Em resumo, naquele país existe um órgão que administra os fundos públicos de saúde. Chama-se Fonasa e atende 80% da população. Já as instituições de saúde previdenciária, conhecidas pela sigla Isapres, atendem 17% dos chilenos. São instituições privadas com as quais se assina um contrato que suga boa parte do salário todo mês. Por fim, os 3% restantes correspondem a militares, atendidos em sistema de saúde próprio. 

São estas as três ‘realidades’ em termos de acesso a ações e serviços de saúde no Chile. Como podemos imaginar, elas são bastante distintas. Para se ter uma ideia de como o poder de arrecadação é diferente, os Isapres detêm 50% do gasto total em saúde – mesmo que atendam a menos de 20% da população. Já os 80% mais pobres precisam se haver com um subfinanciado Fonasa. “Em saúde, existe um fator chamado determinantes sociais, que diz que as pessoas mais pobres têm a tendência a ficar mais doentes e, portanto, a gastar mais com saúde do que os mais ricos”, explica José Miguel Bernucci, secretário nacional da Faculdade de Medicina do Chile à reportagem. 

Além disso, o gasto desembolsado pelas pessoas com saúde é muito mais alto por lá.

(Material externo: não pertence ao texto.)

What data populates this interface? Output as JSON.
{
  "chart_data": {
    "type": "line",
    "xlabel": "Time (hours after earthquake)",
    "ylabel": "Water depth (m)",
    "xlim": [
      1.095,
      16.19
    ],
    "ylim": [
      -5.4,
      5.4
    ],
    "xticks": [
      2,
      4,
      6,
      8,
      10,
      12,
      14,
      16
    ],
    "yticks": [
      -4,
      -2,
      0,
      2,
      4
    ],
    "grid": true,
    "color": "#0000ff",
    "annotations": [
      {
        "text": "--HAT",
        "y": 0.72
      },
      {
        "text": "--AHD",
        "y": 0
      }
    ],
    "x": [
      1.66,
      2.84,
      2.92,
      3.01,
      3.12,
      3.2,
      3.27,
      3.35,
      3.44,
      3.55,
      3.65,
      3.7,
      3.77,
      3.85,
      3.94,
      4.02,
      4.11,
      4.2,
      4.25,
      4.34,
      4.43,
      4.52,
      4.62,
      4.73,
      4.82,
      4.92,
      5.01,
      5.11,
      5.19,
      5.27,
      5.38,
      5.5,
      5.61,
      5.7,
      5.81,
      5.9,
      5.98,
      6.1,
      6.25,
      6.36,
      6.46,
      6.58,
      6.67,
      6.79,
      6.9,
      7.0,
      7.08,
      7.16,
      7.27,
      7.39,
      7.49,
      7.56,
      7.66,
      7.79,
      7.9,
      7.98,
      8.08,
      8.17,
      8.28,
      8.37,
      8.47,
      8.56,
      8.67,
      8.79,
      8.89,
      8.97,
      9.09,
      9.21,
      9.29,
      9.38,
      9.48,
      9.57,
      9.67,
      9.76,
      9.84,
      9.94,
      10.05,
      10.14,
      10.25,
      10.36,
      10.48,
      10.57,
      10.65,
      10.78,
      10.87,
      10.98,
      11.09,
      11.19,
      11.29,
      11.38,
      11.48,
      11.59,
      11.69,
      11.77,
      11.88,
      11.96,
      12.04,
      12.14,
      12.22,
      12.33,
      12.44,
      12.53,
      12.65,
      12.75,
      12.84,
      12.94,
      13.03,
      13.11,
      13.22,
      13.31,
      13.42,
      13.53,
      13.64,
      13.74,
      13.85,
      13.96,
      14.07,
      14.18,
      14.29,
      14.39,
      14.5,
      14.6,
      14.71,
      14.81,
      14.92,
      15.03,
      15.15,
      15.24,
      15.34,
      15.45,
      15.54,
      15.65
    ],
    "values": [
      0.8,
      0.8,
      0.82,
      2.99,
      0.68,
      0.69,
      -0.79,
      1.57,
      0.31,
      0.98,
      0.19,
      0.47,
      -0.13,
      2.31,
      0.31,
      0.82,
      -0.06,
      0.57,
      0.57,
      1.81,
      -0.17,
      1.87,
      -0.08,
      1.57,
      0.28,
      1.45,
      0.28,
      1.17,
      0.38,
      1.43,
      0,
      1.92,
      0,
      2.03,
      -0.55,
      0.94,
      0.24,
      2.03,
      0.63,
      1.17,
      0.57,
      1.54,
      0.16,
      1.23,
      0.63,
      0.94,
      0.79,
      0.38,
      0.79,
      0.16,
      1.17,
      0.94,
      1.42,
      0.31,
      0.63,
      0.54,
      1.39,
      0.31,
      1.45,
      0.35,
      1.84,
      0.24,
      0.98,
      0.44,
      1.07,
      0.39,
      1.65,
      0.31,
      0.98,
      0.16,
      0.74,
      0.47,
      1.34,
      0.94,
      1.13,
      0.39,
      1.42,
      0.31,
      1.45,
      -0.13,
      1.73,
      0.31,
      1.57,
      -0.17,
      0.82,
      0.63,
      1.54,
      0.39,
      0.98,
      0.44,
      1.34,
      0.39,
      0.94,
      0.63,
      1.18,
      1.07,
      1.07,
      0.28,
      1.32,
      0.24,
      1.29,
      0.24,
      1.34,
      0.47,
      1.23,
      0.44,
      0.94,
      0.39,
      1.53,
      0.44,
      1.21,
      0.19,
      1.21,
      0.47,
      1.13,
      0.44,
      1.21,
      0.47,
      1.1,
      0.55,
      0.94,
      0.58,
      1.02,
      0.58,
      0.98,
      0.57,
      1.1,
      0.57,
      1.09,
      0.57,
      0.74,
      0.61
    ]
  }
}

Enquanto esse tipo de despesa nos países da OCDE representa, em média, 20% da renda das famílias, no Chile abocanha 35%. Se a média dessa despesa por ano ficou em US$ 351 no Brasil em 2018, por lá esse valor sobe para US$ 766. E como as médias nunca contam a história completa, é de se imaginar o quão catastrófico esse gasto pode se tornar. O caso de Berta Aparicio ilustra bem isso: vítima de um verdadeiro labirinto sem saída na busca por um tratamento no Fonasa, sua família chegou a cogitar vender a casa própria para pagar uma cirurgia de R$ 26 mil. Esse tipo de ‘escolha’ entre morar na rua sem dores, e dormir sob um teto sofrendo é, afinal, o motor da revolta chilena.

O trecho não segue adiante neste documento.